Word clouds have been available in SAS Visual Analytics for a while now, but recently, sentiment analysis was added to their functionality.
For those of you not familiar with word clouds, a word cloud, also known as a tag cloud, is a visual representation of text data. You are probably seeing one or more word clouds every day when you peruse the web as they are increasingly being added to web pages. If you look at the right side of this web page that contains this blog, you will see a word cloud (Tags) that shows the most frequent topics. You can see by their size that SAS Global Forum and SAS Administrators are some of the most frequently blogged-about topics.
In the age of social media, blogs, tweets, online reviews, ratings and recommendations, the ability to take unstructured data and analyze it for sentiment is key to a competitive advantage. Being able to analyze this data, understand customer’s opinions about various products and services, filter out the noise and find relevant content that can be acted upon are some of the advantages of using sentiment analysis.
To see how the new sentiment analysis works, let’s start by creating a creating a new word cloud. I’ll use data from our some of our SAS employee blogs at blogs.sas.com to illustrate.
Creating the word cloud
I downloaded a .csv file that contains information on the topics that SAS employees have been sharing with their peers through April 27, 2015. I imported the .csv file into SAS Visual Analytics and created a word cloud in the SAS Visual Analytics Explorer. Because I imported the data, by default, it was loaded to the Public LASR Server, so I made sure to enable the English stop list on the Public LASR Server.
Stop lists. Stop lists are used in text analysis to remove common words from the analysis and filter out noise. In the Properties tab for the word cloud, I entered 6 for the Maximum topics. Below is the initial word cloud, and you can see that for the first topic (analytics, social, +business, +medium), the words analytics, business, social and medium are the most important terms in the topic. No surprise that they also end up being the terms used to describe the topic!
Stemming. The + sign in front of a topic term indicates that stemming is being used. Stemming consolidates all forms of a word into one term. For example, the terms “make”, “makes”, “made” and “making” would be stemmed to +make). Stemming along with a stop list makes for a more concise word cloud. So this initial view of the word cloud shows us the different topics that were identified, and then within each topic, shows us the most relevant terms within each topic.

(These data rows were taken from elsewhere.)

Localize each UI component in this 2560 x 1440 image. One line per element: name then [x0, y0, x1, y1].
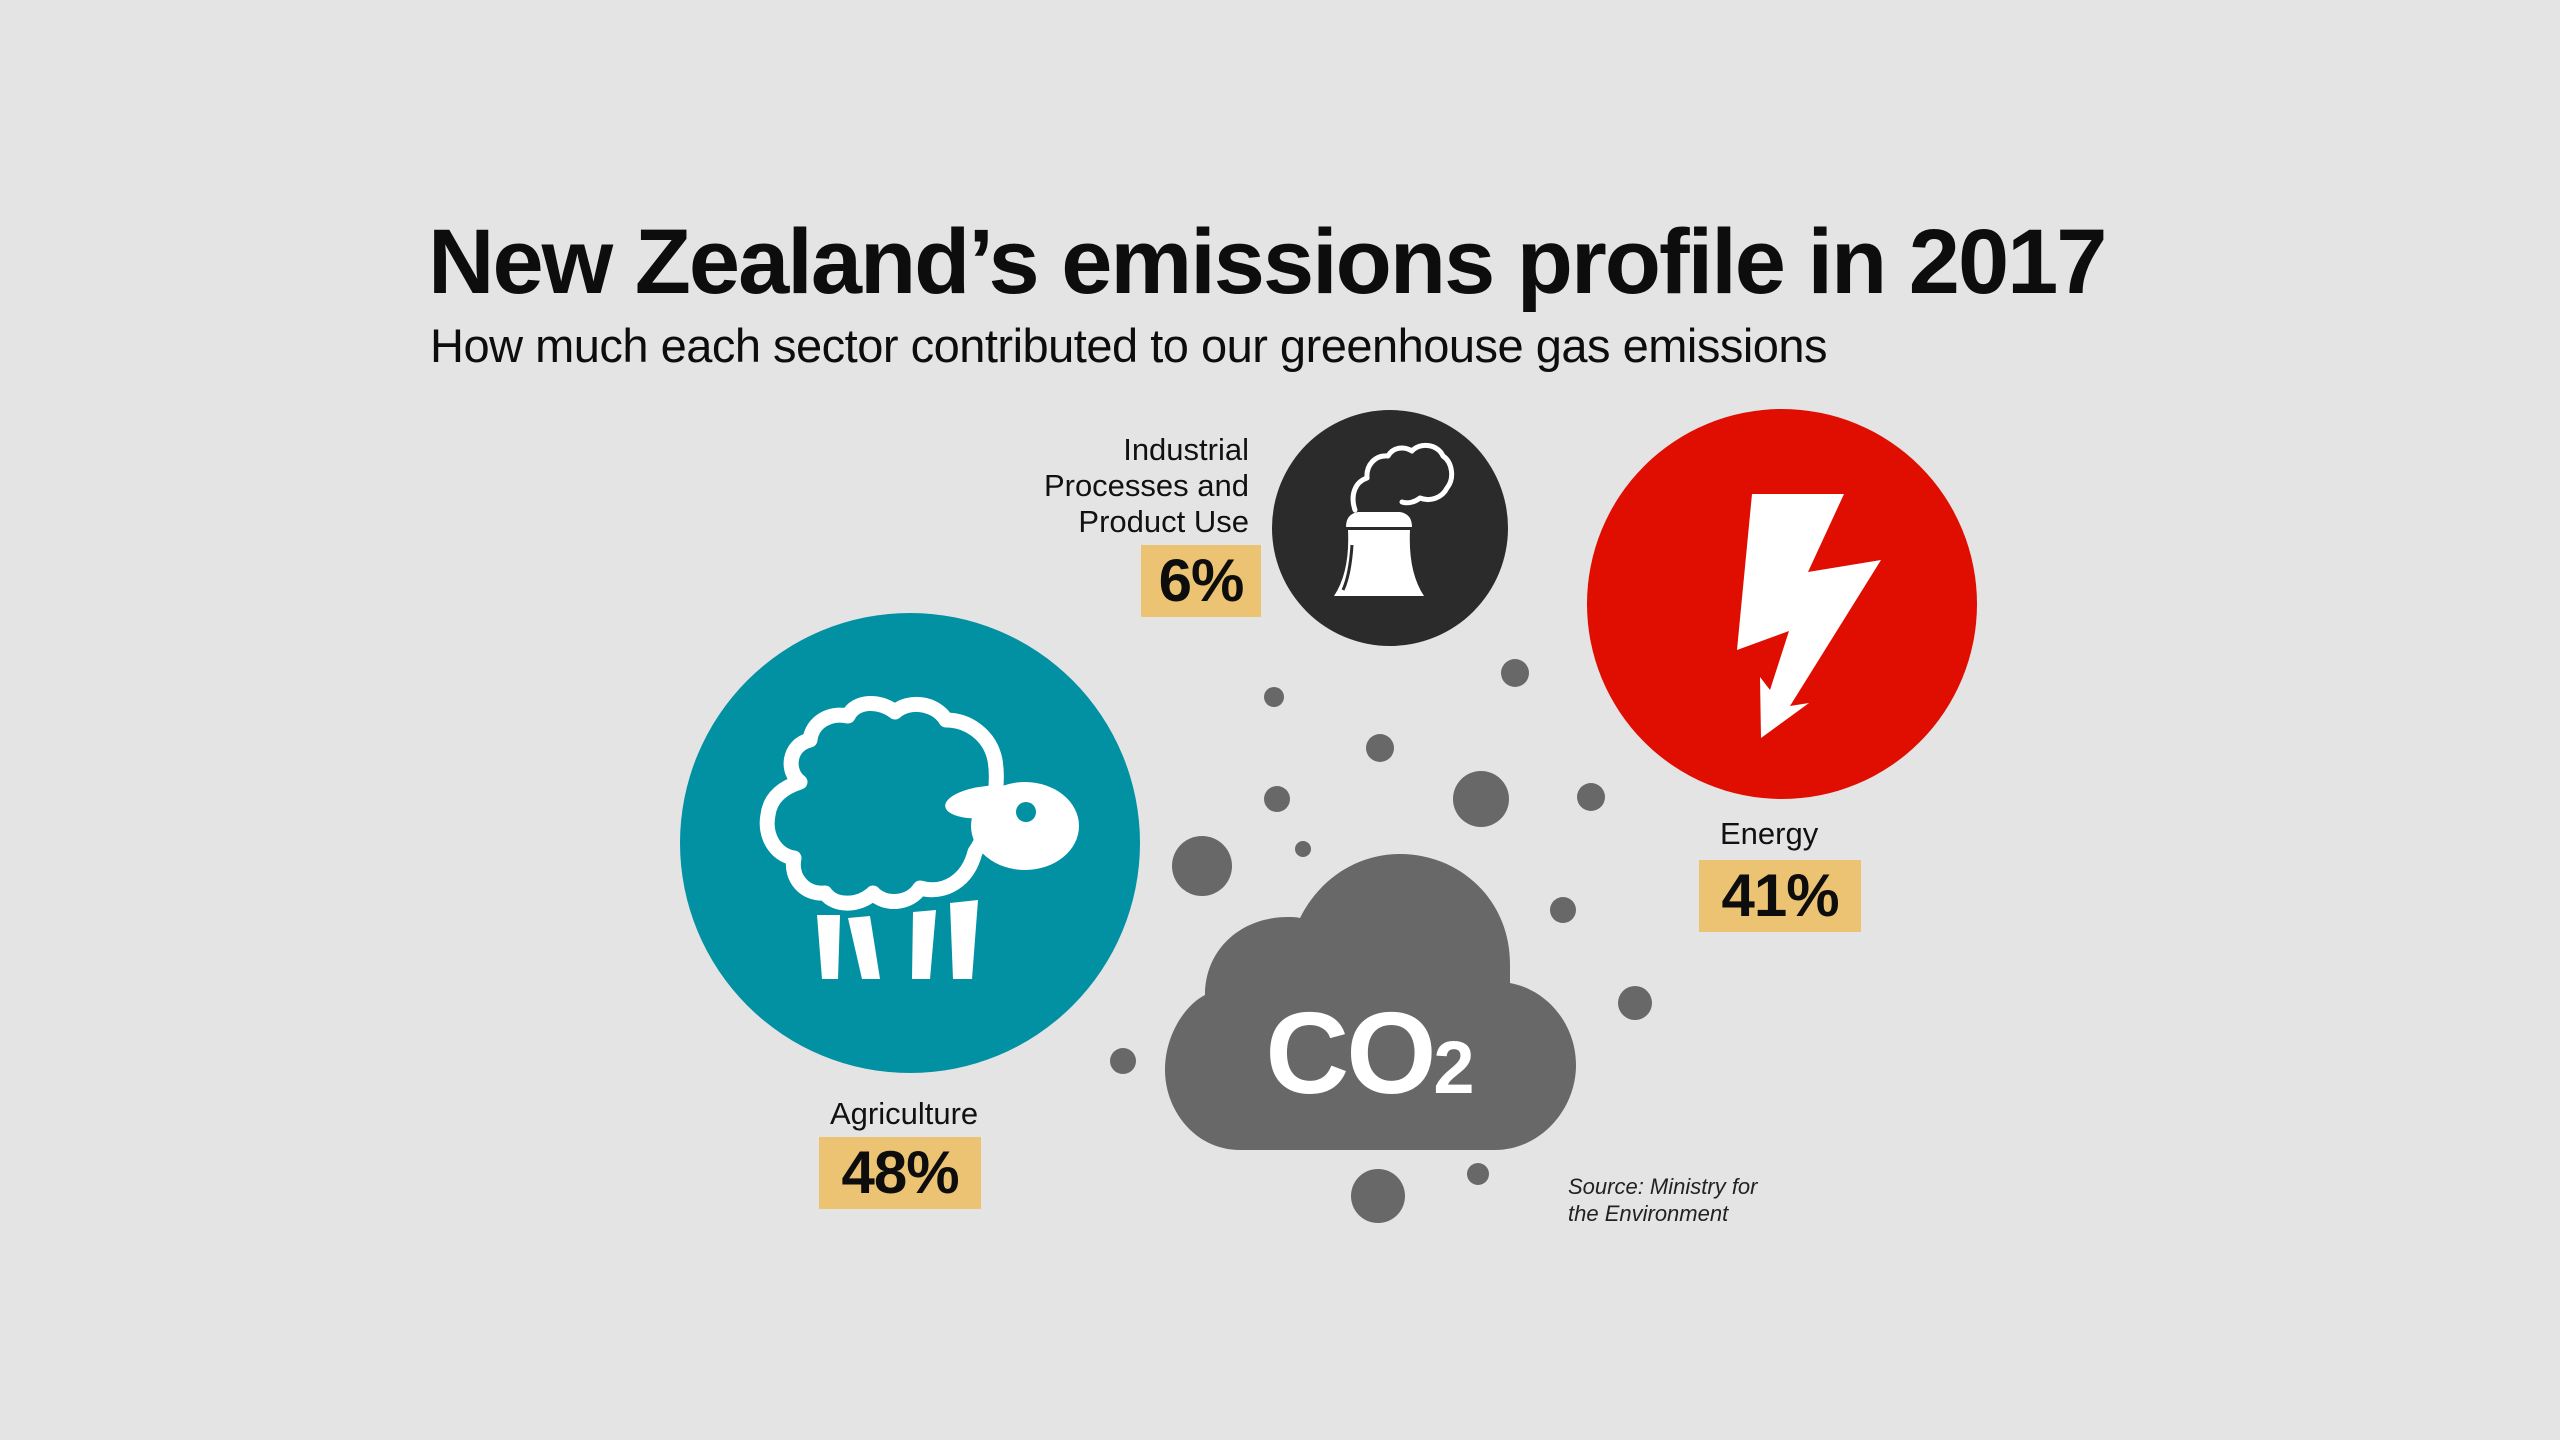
source-line-2: the Environment: [1568, 1201, 1729, 1226]
agriculture-label: Agriculture: [830, 1096, 979, 1131]
page-title: New Zealand’s emissions profile in 2017: [428, 211, 2107, 313]
agriculture-circle: [680, 613, 1140, 1073]
agriculture-percent-badge: 48%: [819, 1137, 981, 1209]
source-note: Source: Ministry for the Environment: [1568, 1173, 1758, 1227]
source-line-1: Source: Ministry for: [1568, 1174, 1758, 1199]
energy-label: Energy: [1720, 816, 1819, 851]
factory-smoke-icon: [1334, 442, 1455, 596]
industrial-label: Industrial Processes and Product Use: [1044, 432, 1249, 540]
co2-subscript: 2: [1433, 1026, 1475, 1109]
industrial-label-line-2: Processes and: [1043, 468, 1249, 503]
sheep-icon: [759, 696, 1079, 979]
page-subtitle: How much each sector contributed to our …: [430, 319, 1828, 372]
co2-label: CO2: [1240, 995, 1500, 1123]
industrial-circle: [1272, 410, 1508, 646]
industrial-label-line-1: Industrial: [1123, 432, 1249, 467]
energy-circle: [1587, 409, 1977, 799]
industrial-label-line-3: Product Use: [1078, 504, 1249, 539]
industrial-percent-badge: 6%: [1141, 545, 1261, 617]
co2-cloud-icon: [1165, 854, 1576, 1150]
lightning-bolt-icon: [1737, 494, 1881, 738]
co2-text: CO: [1265, 988, 1436, 1118]
bubbles: [1110, 659, 1652, 1223]
energy-percent-badge: 41%: [1699, 860, 1861, 932]
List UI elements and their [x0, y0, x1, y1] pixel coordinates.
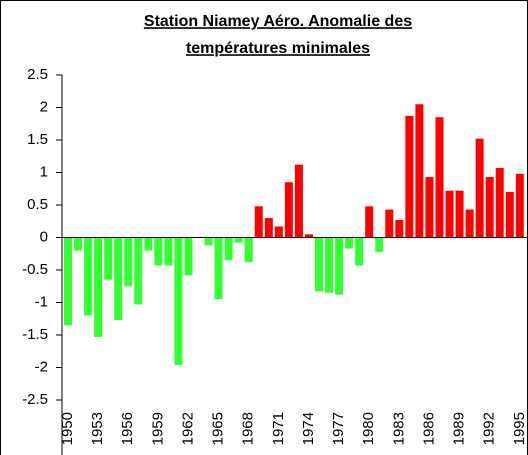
y-tick-label: 2.5 [27, 66, 48, 83]
bar [254, 206, 263, 238]
x-tick-label: 1989 [451, 412, 468, 445]
x-tick-label: 1956 [119, 412, 136, 445]
x-tick-label: 1959 [149, 412, 166, 445]
bar [355, 237, 364, 266]
chart-title: Station Niamey Aéro. Anomalie des [144, 13, 412, 30]
bar [274, 226, 283, 238]
bar [475, 138, 484, 238]
bar [435, 117, 444, 238]
x-tick-label: 1977 [330, 412, 347, 445]
x-tick-label: 1953 [89, 412, 106, 445]
bar [154, 237, 163, 266]
bar [214, 237, 223, 300]
bar [515, 173, 524, 238]
bar [304, 234, 313, 238]
bar [294, 164, 303, 238]
y-tick-label: -1 [35, 293, 48, 310]
bar [144, 237, 153, 251]
x-tick-label: 1986 [420, 412, 437, 445]
x-tick-label: 1974 [300, 412, 317, 445]
bar [184, 237, 193, 276]
bar [284, 182, 293, 238]
y-tick-label: 0 [40, 228, 48, 245]
bar [445, 190, 454, 238]
bar [84, 237, 93, 316]
bar [224, 237, 233, 261]
y-tick-label: 1.5 [27, 131, 48, 148]
bar [64, 237, 72, 326]
y-tick-label: -1.5 [22, 326, 48, 343]
bar [315, 237, 323, 292]
bar [74, 237, 83, 251]
x-tick-label: 1968 [240, 412, 257, 445]
bar [375, 237, 384, 252]
bar [264, 218, 273, 238]
y-tick-label: 0.5 [27, 196, 48, 213]
bar [455, 190, 464, 238]
x-tick-label: 1980 [360, 412, 377, 445]
y-tick-label: -0.5 [22, 261, 48, 278]
bar [134, 237, 143, 305]
bar [415, 104, 424, 238]
chart-title: températures minimales [186, 40, 370, 57]
bar [495, 167, 504, 238]
bar [164, 237, 173, 266]
bar [385, 209, 394, 238]
y-tick-label: 2 [40, 98, 48, 115]
bar [365, 206, 374, 238]
y-tick-label: 1 [40, 163, 48, 180]
bar [485, 177, 494, 238]
x-tick-label: 1965 [210, 412, 227, 445]
bar [325, 237, 334, 293]
x-tick-label: 1962 [179, 412, 196, 445]
bar [395, 219, 404, 238]
bar [405, 115, 414, 238]
bar [345, 237, 354, 249]
bar [174, 237, 183, 365]
bar [465, 209, 474, 238]
x-tick-label: 1971 [270, 412, 287, 445]
bar [124, 237, 133, 287]
bar [104, 237, 113, 280]
y-tick-label: -2.5 [22, 391, 48, 408]
bar [425, 177, 434, 238]
bar [505, 192, 514, 238]
x-tick-label: 1995 [511, 412, 528, 445]
bar [114, 237, 123, 321]
bar [234, 237, 243, 243]
bar [204, 237, 213, 246]
x-tick-label: 1992 [481, 412, 498, 445]
x-tick-label: 1983 [390, 412, 407, 445]
x-tick-label: 1950 [59, 412, 76, 445]
bar [244, 237, 253, 263]
bar [94, 237, 103, 337]
bar [335, 237, 344, 295]
y-tick-label: -2 [35, 358, 48, 375]
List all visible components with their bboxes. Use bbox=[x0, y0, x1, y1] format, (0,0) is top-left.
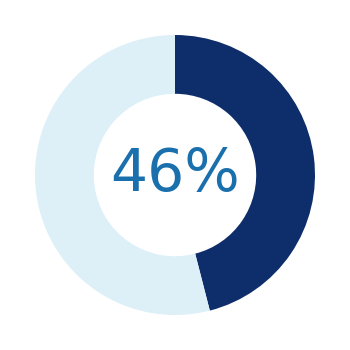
Text: 46%: 46% bbox=[110, 147, 240, 203]
Wedge shape bbox=[35, 35, 210, 315]
Wedge shape bbox=[175, 35, 315, 310]
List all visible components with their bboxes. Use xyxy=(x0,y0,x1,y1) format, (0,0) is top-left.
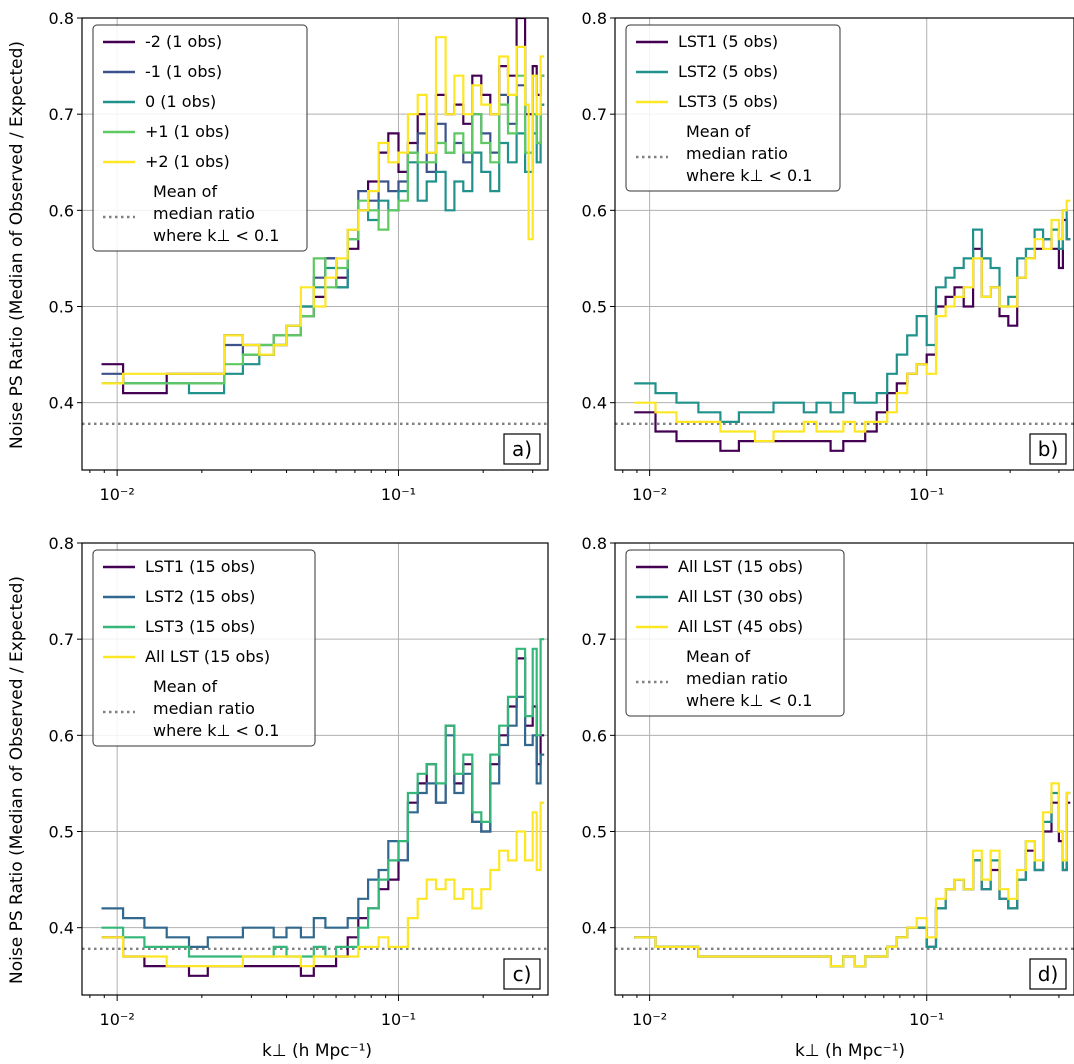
panel-tag: c) xyxy=(513,962,532,986)
panel-frame xyxy=(614,542,1074,996)
series-line-1 xyxy=(634,801,1071,968)
x-tick-label: 10⁻² xyxy=(100,1010,135,1029)
legend-label-1: All LST (15 obs) xyxy=(678,557,803,576)
y-tick-label: 0.5 xyxy=(582,298,607,317)
legend-box xyxy=(625,549,845,717)
legend: LST1 (15 obs) LST2 (15 obs) LST3 (15 obs) A… xyxy=(92,549,316,747)
y-axis-label-bottom: Noise PS Ratio (Median of Observed / Exp… xyxy=(7,576,27,984)
panel-tag-box xyxy=(503,433,541,465)
panel-frame xyxy=(81,542,549,996)
panel-tag-box xyxy=(1029,958,1067,990)
x-axis-label-left: k⊥ (h Mpc⁻¹) xyxy=(262,1041,372,1061)
series-line-4 xyxy=(101,801,545,968)
legend-ref-line-3: where k⊥ < 0.1 xyxy=(686,691,812,710)
panel-tag-box xyxy=(1029,433,1067,465)
legend-ref-line-2: median ratio xyxy=(686,144,788,163)
legend-ref-line-1: Mean of xyxy=(686,647,750,666)
legend-label-3: 0 (1 obs) xyxy=(145,92,216,111)
y-tick-label: 0.4 xyxy=(49,919,74,938)
legend-label-3: LST3 (15 obs) xyxy=(145,617,255,636)
legend-ref-line-1: Mean of xyxy=(153,677,217,696)
y-tick-label: 0.7 xyxy=(49,105,74,124)
series-group xyxy=(101,18,545,395)
series-line-3 xyxy=(634,199,1071,443)
legend-label-2: -1 (1 obs) xyxy=(145,62,222,81)
legend: LST1 (5 obs) LST2 (5 obs) LST3 (5 obs) Mean… xyxy=(625,24,841,192)
x-tick-label: 10⁻² xyxy=(100,485,135,504)
y-tick-label: 0.7 xyxy=(582,105,607,124)
legend-label-4: All LST (15 obs) xyxy=(145,647,270,666)
panel-1: 0.4 0.5 0.6 0.7 0.8 10⁻² 10⁻¹ -2 (1 obs) -1 (1 o… xyxy=(49,9,549,504)
x-tick-label: 10⁻² xyxy=(632,1010,667,1029)
legend-label-1: LST1 (15 obs) xyxy=(145,557,255,576)
y-axis-label-top: Noise PS Ratio (Median of Observed / Exp… xyxy=(7,41,27,449)
y-tick-label: 0.8 xyxy=(582,534,607,553)
panel-tag: d) xyxy=(1038,962,1059,986)
series-line-4 xyxy=(101,74,545,385)
legend-ref-line-3: where k⊥ < 0.1 xyxy=(153,721,279,740)
x-tick-label: 10⁻¹ xyxy=(909,1010,944,1029)
legend-box xyxy=(625,24,841,192)
y-tick-label: 0.4 xyxy=(582,394,607,413)
y-tick-label: 0.7 xyxy=(49,630,74,649)
x-tick-label: 10⁻¹ xyxy=(381,1010,416,1029)
y-tick-label: 0.4 xyxy=(582,919,607,938)
legend-label-5: +2 (1 obs) xyxy=(145,152,230,171)
y-tick-label: 0.8 xyxy=(49,9,74,28)
legend-label-1: LST1 (5 obs) xyxy=(678,32,778,51)
legend-ref-line-3: where k⊥ < 0.1 xyxy=(153,226,279,245)
panel-2: 0.4 0.5 0.6 0.7 0.8 10⁻² 10⁻¹ LST1 (5 obs) LST2 … xyxy=(582,9,1074,504)
legend-ref-line-2: median ratio xyxy=(153,699,255,718)
y-tick-label: 0.5 xyxy=(582,823,607,842)
panel-frame xyxy=(614,17,1074,471)
legend-ref-line-2: median ratio xyxy=(686,669,788,688)
legend-label-3: LST3 (5 obs) xyxy=(678,92,778,111)
legend-box xyxy=(92,549,316,747)
series-line-1 xyxy=(634,218,1071,452)
panel-3: 0.4 0.5 0.6 0.7 0.8 10⁻² 10⁻¹ LST1 (15 obs) LST2… xyxy=(49,534,549,1029)
y-tick-label: 0.6 xyxy=(582,726,607,745)
legend: All LST (15 obs) All LST (30 obs) All LST … xyxy=(625,549,845,717)
legend-ref-line-1: Mean of xyxy=(153,182,217,201)
legend: -2 (1 obs) -1 (1 obs) 0 (1 obs) +1 (1 obs) +… xyxy=(92,24,308,252)
y-tick-label: 0.5 xyxy=(49,298,74,317)
legend-ref-line-3: where k⊥ < 0.1 xyxy=(686,166,812,185)
legend-ref-line-2: median ratio xyxy=(153,204,255,223)
series-line-2 xyxy=(634,791,1071,968)
legend-label-3: All LST (45 obs) xyxy=(678,617,803,636)
panels: 0.4 0.5 0.6 0.7 0.8 10⁻² 10⁻¹ -2 (1 obs) -1 (1 o… xyxy=(49,9,1074,1029)
x-tick-label: 10⁻¹ xyxy=(381,485,416,504)
series-group xyxy=(101,638,545,977)
x-tick-label: 10⁻² xyxy=(632,485,667,504)
panel-frame xyxy=(81,17,549,471)
y-tick-label: 0.7 xyxy=(582,630,607,649)
y-tick-label: 0.6 xyxy=(49,726,74,745)
legend-label-1: -2 (1 obs) xyxy=(145,32,222,51)
legend-box xyxy=(92,24,308,252)
panel-tag-box xyxy=(503,958,541,990)
legend-label-4: +1 (1 obs) xyxy=(145,122,230,141)
legend-ref-line-1: Mean of xyxy=(686,122,750,141)
panel-tag: b) xyxy=(1038,437,1059,461)
y-tick-label: 0.8 xyxy=(49,534,74,553)
x-axis-label-right: k⊥ (h Mpc⁻¹) xyxy=(795,1041,905,1061)
series-group xyxy=(634,199,1071,452)
y-tick-label: 0.6 xyxy=(582,201,607,220)
x-tick-label: 10⁻¹ xyxy=(909,485,944,504)
y-tick-label: 0.5 xyxy=(49,823,74,842)
panel-tag: a) xyxy=(512,437,532,461)
y-tick-label: 0.6 xyxy=(49,201,74,220)
legend-label-2: LST2 (15 obs) xyxy=(145,587,255,606)
series-line-5 xyxy=(101,36,545,385)
series-group xyxy=(634,782,1071,968)
legend-label-2: LST2 (5 obs) xyxy=(678,62,778,81)
legend-label-2: All LST (30 obs) xyxy=(678,587,803,606)
y-tick-label: 0.4 xyxy=(49,394,74,413)
y-tick-label: 0.8 xyxy=(582,9,607,28)
series-line-3 xyxy=(634,782,1071,968)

Enabling sentiment analysis
Now let’s enable sentiment analysis. This task is just a matter of selecting a checkbox on the Properties tab of the word cloud. Here’s the updated word cloud, and you can see that the topic list is now colored by sentiment (green = positive, yellow = neutral and red = negative). In the upper right of the word cloud, you see a reference to how many documents are considered to be positive (406), neutral (1,687) and negative (193) for the selected topic.
Working with the analysis
If you click on a term in word cloud, the details table opens at the bottom of the Word cloud. It shows each document in the topic that contains the selected term, the sentiment for the document, the relevance and any other fields that you assigned to the Document details role. In the screenshot below, the term business is selected and the details table has been expanded vertically. There are 225 documents that contain the term business.
Now that the details table is open with the term business selected, we can filter by sentiment just by checking or unchecking the boxes in the upper right of the details table. The screenshot below shows that only the positive box is checked and that there are 33 documents in the topic that have positive sentiment.
In the real world, by focusing on either the positive or negative sentiment documents, it should become evident what customers like or don’t like about a product. Armed with this information, businesses can either find opportunities for new products or fix issues that customers might have with their products and services. I think you’ll agree that the addition of sentiment analysis within SAS Visual Analytics is another great example of how SAS is democratizing data.